Le collègue Letchimy vous a apporté des précisions. Vous estimez que 5 % seulement des contribuables seront concernés par la réduction de l'abattement, mais celle-ci touchera en fait 20 à 24 % des contribuables assujettis à l'impôt sur le revenu. Dans les outre-mers, les contribuables s'inquiètent à juste titre car les 20 à 24 % d'ultramarins assujettis à l'impôt sur le revenu qui sont concernés par la mesure seront les seuls à voir leur impôt augmenter, en moyenne de 10 %. Ajoutez à cela l'augmentation de la contribution sociale généralisée (CSG) et la non-indexation des retraites sur l'inflation et vous comprendrez que beaucoup se sentent touchés par cette augmentation d'impôt.

Rappelons également que l'abattement instauré en 1960 n'était pas initialement destiné à acclimater les ultramarins – dont les territoires furent des colonies jusqu'en 1946 – au paiement de l'impôt, mais bien à permettre la mise en place d'une administration au moment de la départementalisation. Les colonisés étaient très peu instruits et n'avaient pas l'habitude de l'administration : il fallait donc inciter les fonctionnaires métropolitains à venir travailler dans les outre-mer. Il en va de même de la prime de 40 à 50 %, selon les outre-mer, qui était constituée à l'origine d'une prime « de chaleur » de 15 % et d'une prime d'éloignement de 25 %. Cet abattement avait donc bien été conçu comme une aide à l'économie et non pas comme une faveur ou une mesure visant à nous acclimater au paiement de l'impôt.

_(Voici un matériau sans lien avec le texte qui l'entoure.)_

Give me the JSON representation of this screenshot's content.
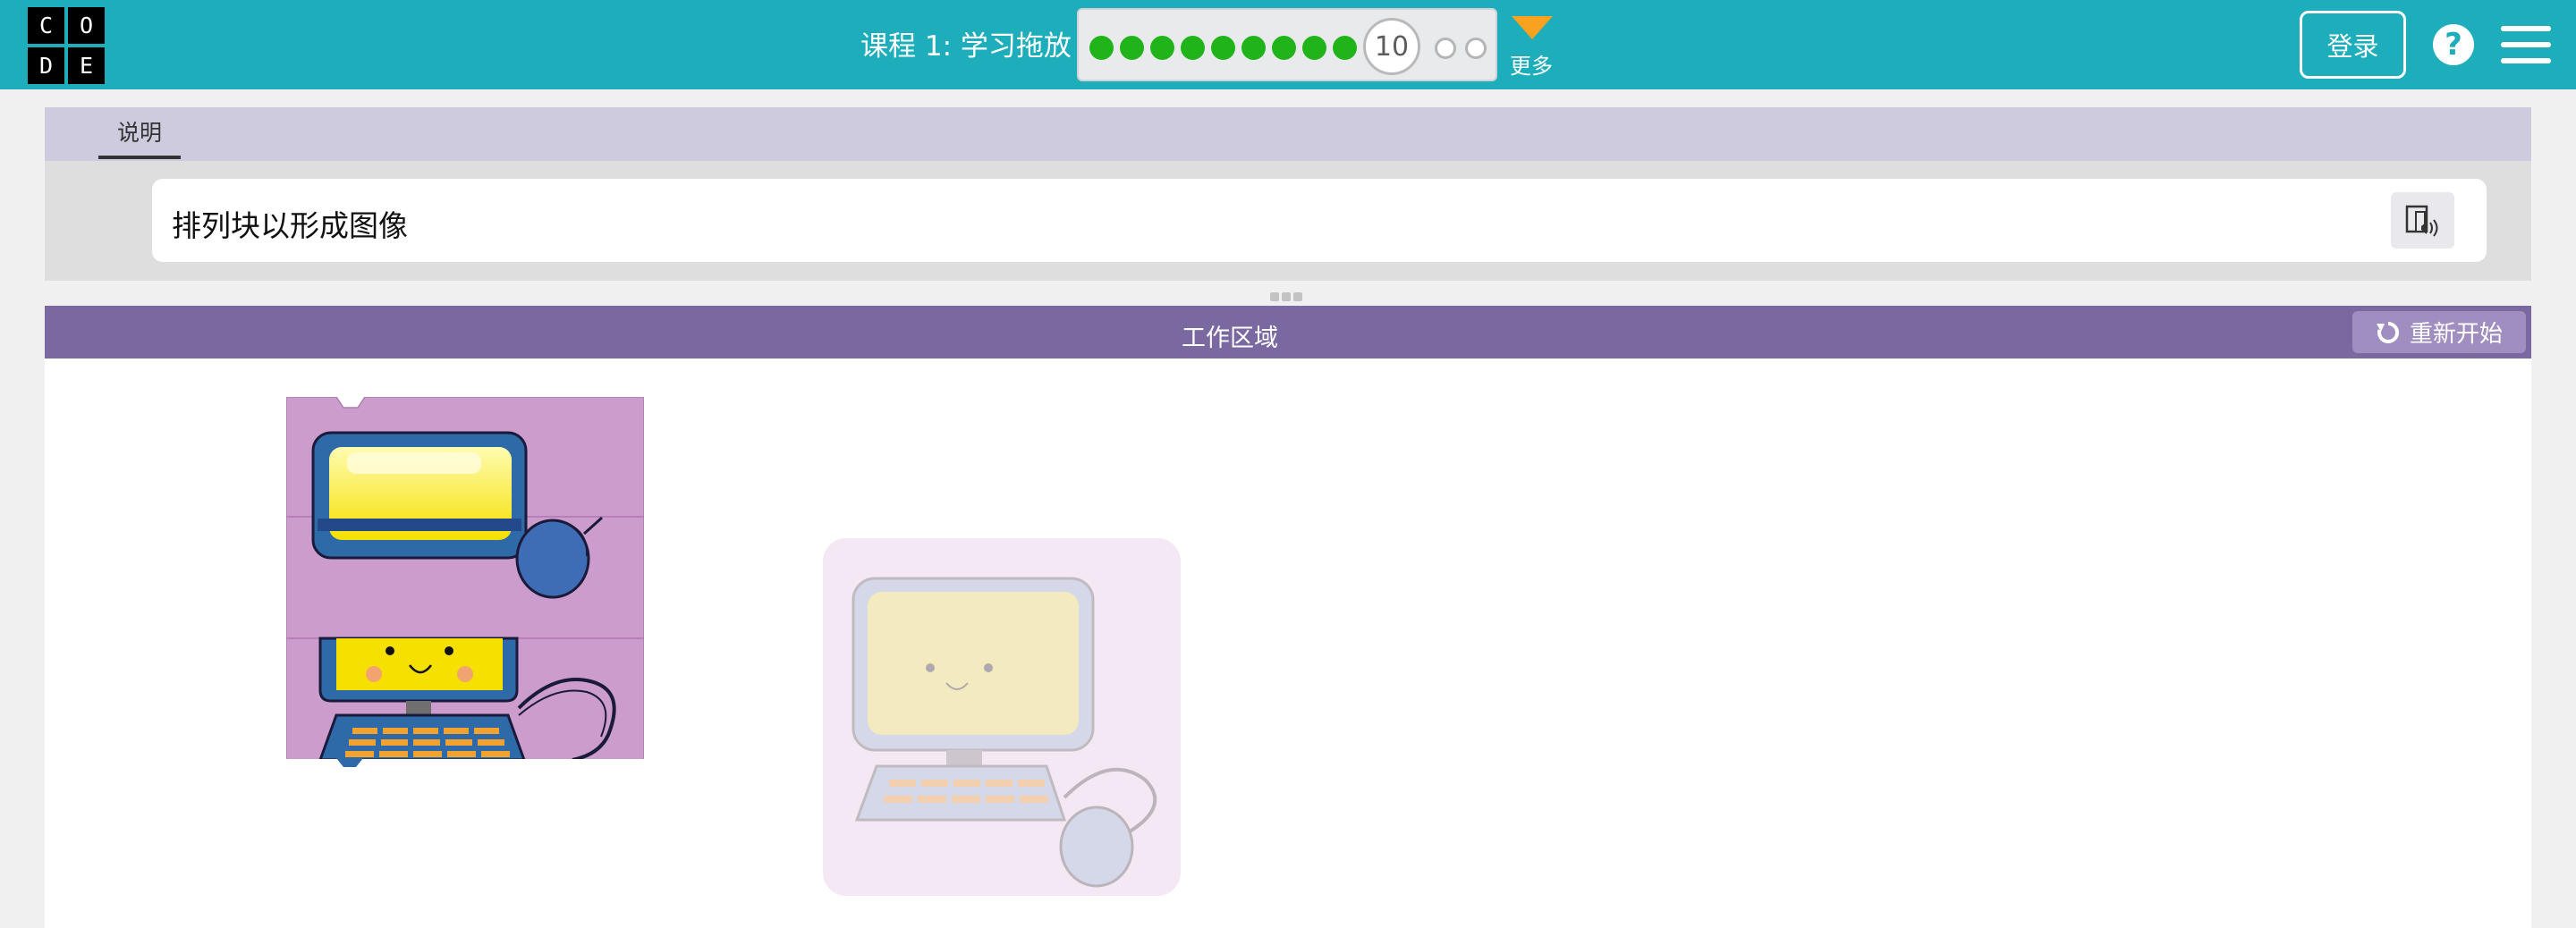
{
  "logo": {
    "letters": [
      "C",
      "O",
      "D",
      "E"
    ]
  },
  "header": {
    "lesson_title": "课程 1: 学习拖放",
    "current_level": "10",
    "more_label": "更多",
    "login_label": "登录",
    "help_label": "?",
    "progress": {
      "completed_levels": 9,
      "current_level": 10,
      "remaining_levels": 2
    }
  },
  "instructions": {
    "tab_label": "说明",
    "text": "排列块以形成图像"
  },
  "workspace": {
    "title": "工作区域",
    "reset_label": "重新开始"
  },
  "colors": {
    "header_bg": "#1eadbb",
    "progress_done": "#20b41a",
    "more_arrow": "#f9a21f",
    "instructions_tab_bg": "#cfcbdf",
    "workspace_header_bg": "#7a68a1",
    "puzzle_bg": "#cc9ccc"
  },
  "icons": [
    "help-icon",
    "hamburger-menu-icon",
    "text-to-speech-icon",
    "restart-icon",
    "dropdown-triangle-icon",
    "drag-handle-icon"
  ]
}
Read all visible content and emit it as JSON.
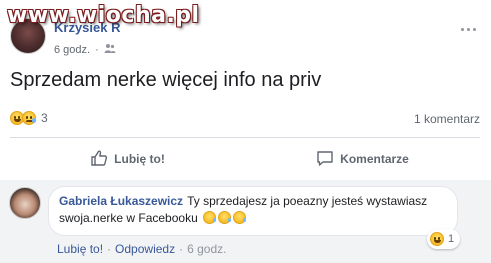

Mais allons plus loin et entrons dans l'analyse économique. L'économie des territoires ultramarins est peu qualifiée : elle reste une économie postcoloniale de comptoir essentiellement fondée sur la monoculture – nous aurons d'ailleurs à rediscuter avec vous de l'augmentation de la taxe sur le rhum consommé sur place. Cette économie se limite à la seule exportation : la colonie ne doit rien transformer sur son territoire, pas même un fer à cheval, disait Colbert… Aucun véritable artisanat ni une véritable industrialisation n'ont pu se développer, précisément à cause de ce facteur historique, mais également et surtout du fait d'un environnement caribéen très difficile : il nous est impossible de résister à la concurrence de voisins qui n'ont pas les mêmes lois sociales que nous. Il eût été nécessaire de faire une évaluation économique des conséquences de la réfaction de ces 70 millions d'euros avant d'appliquer cette mesure, afin de prévoir dès le départ les mesures d'accompagnement qui s'imposent.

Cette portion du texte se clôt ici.